Etwas an ihnen war merkwürdig, aber ich konnte nicht sagen, was. Ihr wisst ja,
wie schnell alles im Kampf gehen kann und wie unübersichtlich alles ist. Für ein
paar Augenblicke war der König ganz allein, und da stürzten sich diese bewussten
Illyrer auf ihn. Wir anderen wären zu spät gekommen, doch Pausanias warf sich
vor ihn. Er fing ihre Hiebe mit seinem eigenen Körper ab.“ Dimnos brach ab, und
sein Blick irrte ins Leere. „Nach der Schlacht, als ich allmählich wieder klare
Gedanken fassen konnte, wurde mir klar, dass ich diese Illyrer schon einmal
gesehen hatte. Deshalb ging ich noch einmal auf das Schlachtfeld zurück, und es
fiel mir wieder ein.“
Alexander warf Hephaistion einen Blick zu. Allmählich schien
das Ganze einen Sinn zu ergeben. „Hast du schon jemandem davon berichtet?“
Dimnos schüttelte den Kopf. „Du wirst deine Geschichte noch einmal wiederholen
müssen, und zwar vor dem König selbst.“
Sie machten sich auf den Rückweg zum Lager.
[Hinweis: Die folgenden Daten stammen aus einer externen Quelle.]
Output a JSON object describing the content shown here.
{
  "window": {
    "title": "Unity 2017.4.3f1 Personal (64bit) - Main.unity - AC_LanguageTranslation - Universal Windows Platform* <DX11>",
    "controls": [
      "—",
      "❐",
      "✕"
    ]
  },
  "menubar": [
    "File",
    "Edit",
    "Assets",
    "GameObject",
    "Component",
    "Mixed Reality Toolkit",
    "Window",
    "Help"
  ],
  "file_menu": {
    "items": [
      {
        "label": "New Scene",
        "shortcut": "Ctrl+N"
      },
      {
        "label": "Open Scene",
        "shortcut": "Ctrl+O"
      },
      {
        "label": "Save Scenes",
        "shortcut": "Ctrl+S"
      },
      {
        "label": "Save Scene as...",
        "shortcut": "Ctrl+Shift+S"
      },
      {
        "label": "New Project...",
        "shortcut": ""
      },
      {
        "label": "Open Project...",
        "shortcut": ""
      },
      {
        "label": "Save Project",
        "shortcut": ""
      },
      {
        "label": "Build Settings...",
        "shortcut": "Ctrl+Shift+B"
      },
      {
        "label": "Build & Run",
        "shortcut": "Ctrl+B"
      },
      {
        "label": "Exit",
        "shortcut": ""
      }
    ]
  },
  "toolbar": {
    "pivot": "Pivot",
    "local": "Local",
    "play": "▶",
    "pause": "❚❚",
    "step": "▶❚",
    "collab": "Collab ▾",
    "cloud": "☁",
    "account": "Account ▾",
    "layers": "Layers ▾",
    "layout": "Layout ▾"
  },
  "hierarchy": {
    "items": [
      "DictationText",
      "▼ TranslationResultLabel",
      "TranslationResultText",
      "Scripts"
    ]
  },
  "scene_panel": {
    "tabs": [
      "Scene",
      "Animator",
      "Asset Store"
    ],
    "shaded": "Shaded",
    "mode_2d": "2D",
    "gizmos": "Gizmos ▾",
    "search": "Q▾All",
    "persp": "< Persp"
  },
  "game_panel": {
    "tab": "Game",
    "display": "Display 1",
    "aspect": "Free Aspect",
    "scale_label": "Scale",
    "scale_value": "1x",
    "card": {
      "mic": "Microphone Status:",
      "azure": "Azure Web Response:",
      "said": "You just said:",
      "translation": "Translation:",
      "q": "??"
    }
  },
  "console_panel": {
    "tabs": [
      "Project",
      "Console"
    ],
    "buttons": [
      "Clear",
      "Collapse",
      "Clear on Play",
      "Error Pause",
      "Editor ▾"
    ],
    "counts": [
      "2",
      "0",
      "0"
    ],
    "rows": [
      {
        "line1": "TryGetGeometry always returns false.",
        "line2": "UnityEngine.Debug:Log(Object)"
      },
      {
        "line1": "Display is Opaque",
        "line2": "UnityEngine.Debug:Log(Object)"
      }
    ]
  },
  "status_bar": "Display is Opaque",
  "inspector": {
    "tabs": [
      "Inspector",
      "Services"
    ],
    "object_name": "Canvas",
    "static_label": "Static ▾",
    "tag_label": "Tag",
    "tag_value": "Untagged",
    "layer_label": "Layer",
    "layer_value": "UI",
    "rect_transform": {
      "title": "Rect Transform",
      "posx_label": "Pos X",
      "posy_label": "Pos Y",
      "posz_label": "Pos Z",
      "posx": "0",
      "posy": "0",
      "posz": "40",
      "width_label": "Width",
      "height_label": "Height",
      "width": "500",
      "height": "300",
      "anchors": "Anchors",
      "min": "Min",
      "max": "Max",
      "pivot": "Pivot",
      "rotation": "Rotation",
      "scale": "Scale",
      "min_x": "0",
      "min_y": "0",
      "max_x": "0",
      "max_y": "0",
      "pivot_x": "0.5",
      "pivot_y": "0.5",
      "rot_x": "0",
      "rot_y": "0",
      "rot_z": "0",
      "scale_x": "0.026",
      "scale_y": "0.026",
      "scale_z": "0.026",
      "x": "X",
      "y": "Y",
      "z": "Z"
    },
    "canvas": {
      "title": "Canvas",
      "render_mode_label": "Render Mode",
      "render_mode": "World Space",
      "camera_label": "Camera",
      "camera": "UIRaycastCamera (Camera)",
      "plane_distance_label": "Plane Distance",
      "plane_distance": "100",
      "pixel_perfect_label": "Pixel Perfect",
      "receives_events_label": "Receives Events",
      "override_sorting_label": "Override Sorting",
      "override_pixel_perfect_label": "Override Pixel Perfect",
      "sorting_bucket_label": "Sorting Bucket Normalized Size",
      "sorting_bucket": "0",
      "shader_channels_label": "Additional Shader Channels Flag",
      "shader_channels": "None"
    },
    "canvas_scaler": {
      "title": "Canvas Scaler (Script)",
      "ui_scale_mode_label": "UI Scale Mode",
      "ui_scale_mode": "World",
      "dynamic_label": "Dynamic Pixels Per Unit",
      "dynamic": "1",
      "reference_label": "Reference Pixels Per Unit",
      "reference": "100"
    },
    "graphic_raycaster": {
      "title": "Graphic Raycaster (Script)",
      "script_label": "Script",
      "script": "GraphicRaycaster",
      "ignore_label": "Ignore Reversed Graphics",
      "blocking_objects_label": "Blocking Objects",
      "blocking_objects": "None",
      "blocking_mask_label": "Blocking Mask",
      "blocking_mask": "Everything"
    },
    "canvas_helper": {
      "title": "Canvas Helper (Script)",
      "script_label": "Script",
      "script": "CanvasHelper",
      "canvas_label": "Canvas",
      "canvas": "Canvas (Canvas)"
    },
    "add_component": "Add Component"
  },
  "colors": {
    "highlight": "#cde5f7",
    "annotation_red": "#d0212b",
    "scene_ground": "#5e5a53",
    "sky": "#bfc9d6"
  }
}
Alexander sah
Dimnos von der Seite an. „Dein Freund hat dem König das Leben gerettet. Du
kannst stolz auf ihn sein!“
„Er ist tot“, sagte Dimnos.
Alexander blieb abrupt stehen. „Pausanias?“ Das erklärte
Dimnos’ aufgewühlten Zustand. Alexander blickte ihm ins Gesicht. Seine Augen
waren gerötet, als habe er geweint. „Es tut mir leid um deinen Freund. Er ist
im Kampf gefallen, und er hat sein Leben für den König geopfert. Sein Andenken
wird in hohen Ehren gehalten werden.“ Es war der einzige Trost, der ihm einfiel.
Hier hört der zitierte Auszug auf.